Objective: To develop a novel diagnostic algorithm for Lyme disease among children with facial palsy by integrating public health surveillance data with traditional clinical predictors.
Design: Retrospective cohort study.
Setting: Children's Hospital Boston emergency department, 1995-2007.
Patients: Two hundred sixty-four children (aged <20 years) with peripheral facial palsy who were evaluated for Lyme disease.
Main outcome measures: Multivariate regression was used to identify independent clinical and epidemiologic predictors of Lyme disease facial palsy.

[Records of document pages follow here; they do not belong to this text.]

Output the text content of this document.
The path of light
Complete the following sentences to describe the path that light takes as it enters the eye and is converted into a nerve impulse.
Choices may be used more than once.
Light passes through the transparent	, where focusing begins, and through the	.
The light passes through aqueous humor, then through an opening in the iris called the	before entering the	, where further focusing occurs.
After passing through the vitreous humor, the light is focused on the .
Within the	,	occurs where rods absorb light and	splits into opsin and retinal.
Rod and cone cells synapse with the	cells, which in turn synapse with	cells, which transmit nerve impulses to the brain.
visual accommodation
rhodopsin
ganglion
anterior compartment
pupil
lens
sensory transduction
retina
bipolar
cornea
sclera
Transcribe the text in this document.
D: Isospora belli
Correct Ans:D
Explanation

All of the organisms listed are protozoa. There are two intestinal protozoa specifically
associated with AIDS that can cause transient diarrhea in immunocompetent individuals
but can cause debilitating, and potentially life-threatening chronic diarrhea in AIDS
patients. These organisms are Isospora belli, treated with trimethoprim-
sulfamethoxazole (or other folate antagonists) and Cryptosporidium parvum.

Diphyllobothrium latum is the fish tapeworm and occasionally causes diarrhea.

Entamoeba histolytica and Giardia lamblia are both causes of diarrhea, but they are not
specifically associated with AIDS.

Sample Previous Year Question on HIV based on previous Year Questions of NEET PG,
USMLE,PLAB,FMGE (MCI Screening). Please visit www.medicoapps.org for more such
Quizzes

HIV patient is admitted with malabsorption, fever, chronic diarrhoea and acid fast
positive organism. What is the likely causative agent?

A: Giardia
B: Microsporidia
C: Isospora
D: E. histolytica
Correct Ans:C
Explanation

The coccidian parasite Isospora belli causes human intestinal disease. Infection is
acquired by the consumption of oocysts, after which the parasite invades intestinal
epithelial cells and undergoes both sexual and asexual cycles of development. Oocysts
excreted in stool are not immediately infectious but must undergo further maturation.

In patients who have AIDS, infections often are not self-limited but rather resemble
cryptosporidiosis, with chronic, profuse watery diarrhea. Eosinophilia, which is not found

Results: Lyme diagnosis was positive in 65% of children from high-risk counties in Massachusetts during Lyme disease season compared with 5% of those without both geographic and seasonal risk factors. Among patients with both seasonal and geographic risk factors, 80% with 1 clinical risk factor (fever or headache) and 100% with 2 clinical factors had Lyme disease. Factors independently associated with Lyme disease facial palsy were development from June to November (odds ratio, 25.4; 95% confidence interval, 8.3-113.4), residence in a county where the most recent 3-year average Lyme disease incidence exceeded 4 cases per 100,000 (18.4; 6.5-68.5), fever (3.9; 1.5-11.0), and headache (2.7; 1.3-5.8). Clinical experts correctly treated 68 of 94 patients (72%) with Lyme disease facial palsy, but a tool incorporating geographic and seasonal risk identified all 94 cases.
Conclusions: Most physicians intuitively integrate geographic information into Lyme disease management, but we demonstrate quantitatively how formal use of geographically based incidence in a clinical algorithm improves diagnostic accuracy. These findings demonstrate potential for improved outcomes from investments in health information technology that foster bidirectional communication between public health and clinical settings.